Katy has had many recurring boyfriends over the years, the most famous of which are the redheaded and muscular boxer K.O. Kelly and his rich blond rival Randy Van Ronson. They were not often seen regularly in the 1980s when Katy dated the Latino airline pilot and talented dancer Ramon Ramirez and the Arnold Schwarzenegger parody Arnold Horsenlegger. However, K.O. and Randy became her main love interests again in the 2000s.
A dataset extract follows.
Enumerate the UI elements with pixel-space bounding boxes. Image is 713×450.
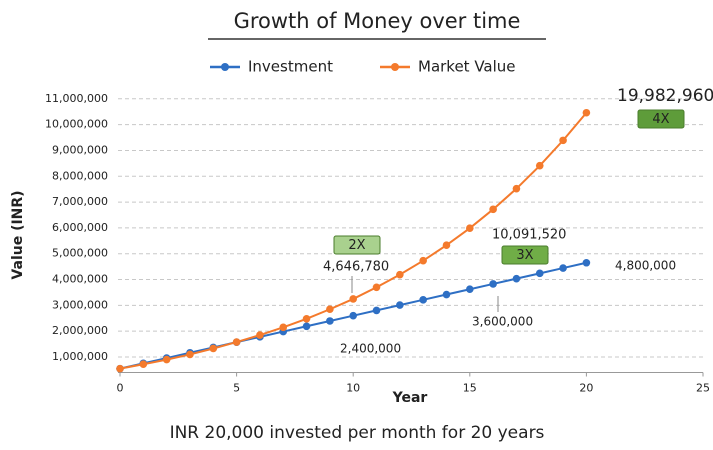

Katy's rival in her career and love life is a wealthy woman named Gloria Grandbilt and her best friend, Lucki Lorelei. The two are models, with Katy rounding out the trio.

==Reception==
The character was ranked 57th in Comics Buyer's Guide's "100 Sexiest Women in Comics" list. In 2014, comparisons were made between pop star Katy Perry and Katy Keene, but Perry denied basing any of her image or costumes on the character and expressed surprise at the apparent similarities.

==Television adaptation==

In August 2018, Roberto Aguirre-Sacasa, Chief Creative Officer of Archie Comics and creator of The CW television series Riverdale revealed that a spin-off of the series was in the works at the network. He said that the potential spin-off would be "very different from Riverdale" and that it would be produced "in [the 2018–19] development cycle." On January 23, 2019, The CW issued an official pilot order for the potential series, titled Katy Keene, that will reportedly follow "the lives and loves of four iconic Archie Comics characters — including fashion legend-to-be Katy Keene — as they chase their twenty-something dreams in New York City. This musical dramedy chronicles the origins and struggles of four aspiring artists trying to make it on Broadway, on the runway and in the recording studio."

The series itself lasted for 13 episodes, all aired in 2020. Several characters from the Katy Keene series (including Katy herself) made brief appearances on Riverdale shortly before the Katy Keene series debuted, and continued to appear on Riverdale even after Katy Keenes cancellation.